Er brühte Wasser auf, entfaltete den Beipackzettel und versuchte den Inhalt zu verstehen, der ihm aber aufgrund der kleinen Schriftgröße und komplizierten Wörter unzugänglich blieb. Überfordert und angestrengt stützte er dabei seinen schweren Kopf auf. Als Übergewichtigen bereiteten ihm besonders die Blicke der Passanten Probleme. Sie gafften ihn an, als wäre er schwer krank, naja, der Begriff "schwer krank" ist nicht mal unpässlich. Er war 164 kg schwer und krank.

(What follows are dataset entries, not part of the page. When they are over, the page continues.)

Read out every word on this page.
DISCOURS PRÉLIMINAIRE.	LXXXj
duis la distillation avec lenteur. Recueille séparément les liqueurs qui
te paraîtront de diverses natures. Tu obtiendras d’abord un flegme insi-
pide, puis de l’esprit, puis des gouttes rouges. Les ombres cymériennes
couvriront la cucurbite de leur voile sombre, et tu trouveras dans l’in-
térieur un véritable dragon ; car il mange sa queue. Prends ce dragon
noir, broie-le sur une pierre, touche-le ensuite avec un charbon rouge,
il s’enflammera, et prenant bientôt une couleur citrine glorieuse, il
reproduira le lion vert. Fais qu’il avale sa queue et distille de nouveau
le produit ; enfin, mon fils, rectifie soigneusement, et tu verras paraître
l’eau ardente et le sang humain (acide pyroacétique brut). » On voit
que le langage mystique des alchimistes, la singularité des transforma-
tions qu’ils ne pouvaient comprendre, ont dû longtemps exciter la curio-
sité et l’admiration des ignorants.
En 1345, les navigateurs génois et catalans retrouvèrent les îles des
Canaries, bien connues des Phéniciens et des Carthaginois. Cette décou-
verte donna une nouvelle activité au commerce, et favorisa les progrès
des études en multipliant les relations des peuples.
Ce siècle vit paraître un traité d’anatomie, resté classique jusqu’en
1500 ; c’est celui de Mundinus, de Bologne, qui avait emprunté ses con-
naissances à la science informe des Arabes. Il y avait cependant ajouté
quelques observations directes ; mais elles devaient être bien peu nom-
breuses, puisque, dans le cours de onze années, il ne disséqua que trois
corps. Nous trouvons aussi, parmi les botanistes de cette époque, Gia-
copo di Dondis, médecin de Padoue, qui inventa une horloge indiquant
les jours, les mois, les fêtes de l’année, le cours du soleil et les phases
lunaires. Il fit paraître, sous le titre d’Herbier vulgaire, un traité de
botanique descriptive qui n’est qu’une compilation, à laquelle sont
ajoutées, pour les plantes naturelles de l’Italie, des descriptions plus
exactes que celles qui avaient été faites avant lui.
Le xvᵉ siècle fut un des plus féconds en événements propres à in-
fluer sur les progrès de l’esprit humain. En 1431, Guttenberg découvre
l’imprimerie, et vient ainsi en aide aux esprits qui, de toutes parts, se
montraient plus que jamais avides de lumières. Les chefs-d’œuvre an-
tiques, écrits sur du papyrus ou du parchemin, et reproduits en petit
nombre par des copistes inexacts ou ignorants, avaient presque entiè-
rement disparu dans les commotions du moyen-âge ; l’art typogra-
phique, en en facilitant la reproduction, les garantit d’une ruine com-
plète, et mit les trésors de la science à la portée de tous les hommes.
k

Der fertige Tee spiegelte sein verzagtes Gesicht. Er begann rückwärts zu zählen und vereinbarte mit sich selbst, dass bei Null ein kräftiger, erster Schluck folgen sollte. Drei - zwei - eins - null ..... zögernd führte er die Tasse zum Mund und der stark bittere Geruch des Tees stieg ihm in die Nase und löste Übelkeit aus. Angewidert wandte er sich von der Tasse ab. Er begann zu schwitzen. Unbeherrscht wischte er sich den Schweiß von der Stirn. Ein zweiter Anlauf. Diesmal aber. Er schüttete sich den grässlichen Tee in seine Kehle, worauf sich augenblicklich starker Schweißausbruch und massiver Brechreiz einstellte. Schwitzend und vom Ekel des Tees erregt, stemmte er sich aus dem Sessel, um im Kühlschrank schnell Essbares aufzuspüren, um den widerlichen Geschmack loszuwerden. Das noch verpackte, rohe Hackfleisch und die Neige der Rotweinflasche schienen für eine schnelle Geschmacksveränderung geeignet. Mit bloßen Händen stopfte er sich das Faschierte in dem Mund und nahm hastig immer wieder einen ordentlichen Schluck dazwischen aus der Flasche.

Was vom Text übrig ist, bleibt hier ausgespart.